A long-standing symbol of the diverse Galapagos Island ecosystem that Charles Darwin based his theory of evolution on has died. Lonesome George was the last of the Pinta Island giant tortoises. And with his death an entire subspecies of giant tortoises is now believed to be extinct.
He lived out the final years of his life at the Charles Darwin Research Center in the Galapagos Islands where over 180,000 visitors each year flocked to see what Darwin saw.
He lived with a female tortoise from a different tortoise subspecies for 15 years but all attempts to continue George’s genetic line failed. Though he died at 100 that’s not particularly old for this species of tortoise. He was expected to live another 100 years.
His keeper says that last time he saw the giant George he was crawling on some stones. Then Fausto Llerena had to leave. When he returned he says Lonesome George was dead. When he saw the deceased tortoise Llerena says, “I tell you, I froze completely.”
Yale University tortoise expert Gisella Caccone says, “It’s devastating to me.” The researcher has been working with Galapagos giant tortoises for 20 years and had quite a bond with Lonesome George.

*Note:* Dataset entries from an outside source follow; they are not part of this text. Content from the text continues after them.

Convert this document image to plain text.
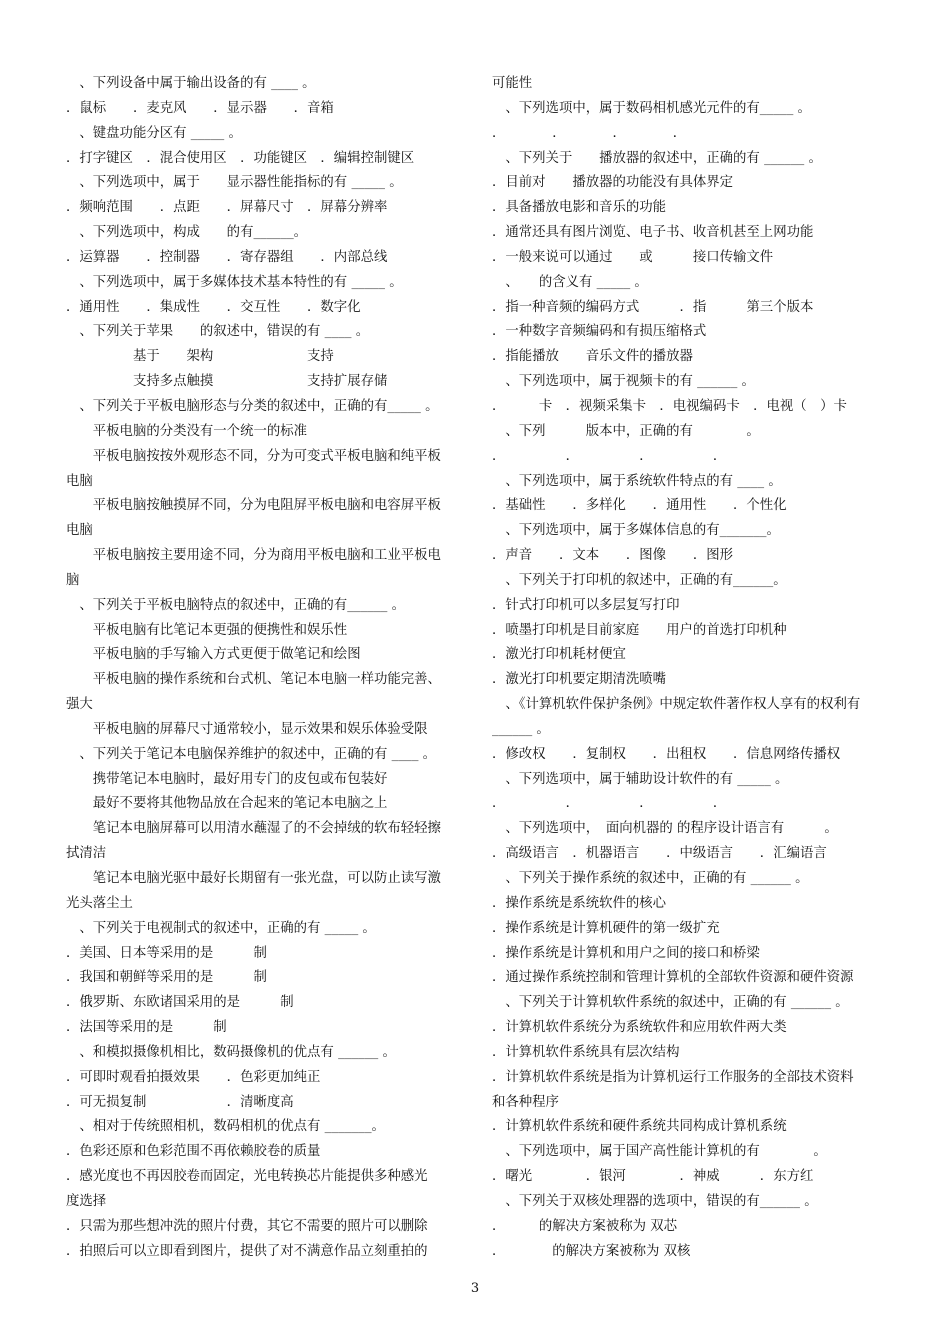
　、下列设备中属于输出设备的有 ____ 。
．鼠标　　．麦克风　　．显示器　　．音箱
　、键盘功能分区有 _____ 。
．打字键区　．混合使用区　．功能键区　．编辑控制键区
　、下列选项中，属于　　显示器性能指标的有 _____ 。
．频响范围　　．点距　　．屏幕尺寸　．屏幕分辨率
　、下列选项中，构成　　的有______。
．运算器　　．控制器　　．寄存器组　　．内部总线
　、下列选项中，属于多媒体技术基本特性的有 _____ 。
．通用性　　．集成性　　．交互性　　．数字化
　、下列关于苹果　　的叙述中，错误的有 ____ 。
　　　　　基于　　架构　　　　　　　支持
　　　　　支持多点触摸　　　　　　　支持扩展存储
　、下列关于平板电脑形态与分类的叙述中，正确的有_____ 。
　　平板电脑的分类没有一个统一的标准
　　平板电脑按按外观形态不同，分为可变式平板电脑和纯平板
电脑
　　平板电脑按触摸屏不同，分为电阻屏平板电脑和电容屏平板
电脑
　　平板电脑按主要用途不同，分为商用平板电脑和工业平板电
脑
　、下列关于平板电脑特点的叙述中，正确的有______ 。
　　平板电脑有比笔记本更强的便携性和娱乐性
　　平板电脑的手写输入方式更便于做笔记和绘图
　　平板电脑的操作系统和台式机、笔记本电脑一样功能完善、
强大
　　平板电脑的屏幕尺寸通常较小，显示效果和娱乐体验受限
　、下列关于笔记本电脑保养维护的叙述中，正确的有 ____ 。
　　携带笔记本电脑时，最好用专门的皮包或布包装好
　　最好不要将其他物品放在合起来的笔记本电脑之上
　　笔记本电脑屏幕可以用清水蘸湿了的不会掉绒的软布轻轻擦
拭清洁
　　笔记本电脑光驱中最好长期留有一张光盘，可以防止读写激
光头落尘土
　、下列关于电视制式的叙述中，正确的有 _____ 。
．美国、日本等采用的是　　　制
．我国和朝鲜等采用的是　　　制
．俄罗斯、东欧诸国采用的是　　　制
．法国等采用的是　　　制
　、和模拟摄像机相比，数码摄像机的优点有 ______ 。
．可即时观看拍摄效果　　．色彩更加纯正
．可无损复制　　　　　　．清晰度高
　、相对于传统照相机，数码相机的优点有 _______。
．色彩还原和色彩范围不再依赖胶卷的质量
．感光度也不再因胶卷而固定，光电转换芯片能提供多种感光
度选择
．只需为那些想冲洗的照片付费，其它不需要的照片可以删除
．拍照后可以立即看到图片，提供了对不满意作品立刻重拍的
可能性
　、下列选项中，属于数码相机感光元件的有_____ 。
．　　　　．　　　　．　　　　．
　、下列关于　　播放器的叙述中，正确的有 ______ 。
．目前对　　播放器的功能没有具体界定
．具备播放电影和音乐的功能
．通常还具有图片浏览、电子书、收音机甚至上网功能
．一般来说可以通过　　或　　　接口传输文件
　、　　的含义有 _____ 。
．指一种音频的编码方式　　　．指　　　第三个版本
．一种数字音频编码和有损压缩格式
．指能播放　　音乐文件的播放器
　、下列选项中，属于视频卡的有 ______ 。
．　　　卡　．视频采集卡　．电视编码卡　．电视（　）卡
　、下列　　　版本中，正确的有　　　　。
．　　　　　．　　　　　．　　　　　．
　、下列选项中，属于系统软件特点的有 ____ 。
．基础性　　．多样化　　．通用性　　．个性化
　、下列选项中，属于多媒体信息的有_______。
．声音　　．文本　　．图像　　．图形
　、下列关于打印机的叙述中，正确的有______。
．针式打印机可以多层复写打印
．喷墨打印机是目前家庭　　用户的首选打印机种
．激光打印机耗材便宜
．激光打印机要定期清洗喷嘴
　、《计算机软件保护条例》中规定软件著作权人享有的权利有
______ 。
．修改权　　．复制权　　．出租权　　．信息网络传播权
　、下列选项中，属于辅助设计软件的有 _____ 。
．　　　　　．　　　　　．　　　　　．
　、下列选项中，　面向机器的 的程序设计语言有　　　。
．高级语言　．机器语言　　．中级语言　　．汇编语言
　、下列关于操作系统的叙述中，正确的有 ______ 。
．操作系统是系统软件的核心
．操作系统是计算机硬件的第一级扩充
．操作系统是计算机和用户之间的接口和桥梁
．通过操作系统控制和管理计算机的全部软件资源和硬件资源
　、下列关于计算机软件系统的叙述中，正确的有 ______ 。
．计算机软件系统分为系统软件和应用软件两大类
．计算机软件系统具有层次结构
．计算机软件系统是指为计算机运行工作服务的全部技术资料
和各种程序
．计算机软件系统和硬件系统共同构成计算机系统
　、下列选项中，属于国产高性能计算机的有　　　　。
．曙光　　　　．银河　　　　．神威　　　．东方红
　、下列关于双核处理器的选项中，错误的有______ 。
．　　　的解决方案被称为 双芯
．　　　　的解决方案被称为 双核
3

No one knows what killed Lonesome George but the national park will conduct a autopsy. After the investigation is complete Edwin Naula, the director of the Galapagos National Park says that the tortoise will be embalmed and put on display so visitors can still come to see Lonesome George.
With the death of Lonesome George there are just 10 of 14 remaining subspecies of giant tortoises in the Galapagos Islands. Thanks to conservation efforts since the 1970s the number of tortoises has jumped from a few thousand to over 20,000. But the whole species is still listed as vulnerable, according to the International Union for Conservation of Nature.
Although Lonesome George was the last purebred Pinta Island tortoise there are a number of hybrids roaming the islands. After whalers and pirates dumped tortoises on a nearby island several subspecies began interbreeding with the Pintas.
Last year Dr. Caccone and Kevin White from University of Chicago began sequencing Lonesome George’s genome. The research which should be a step closer in the next few months will help identify tortoises that carry Pinta genes. That could lead to a new breeding program to reestablish the population of Pinta Island giant tortoises. But Caccone says it will take decades to do that and she doesn’t expect to live long enough to see that program succeed.
The giant tortoise symbolizes the unusual flora and fauna of the region that helped inspire Charles Darwin’s ideas about evolution. Lonesome George has been a living symbol of that history for 40 years since he was first discovered in 1972. Besides the Galapagos finches, Darwin About noted the subtle differences among island tortoises. With the loss of Lonesome George, four of those subspecies have now died out.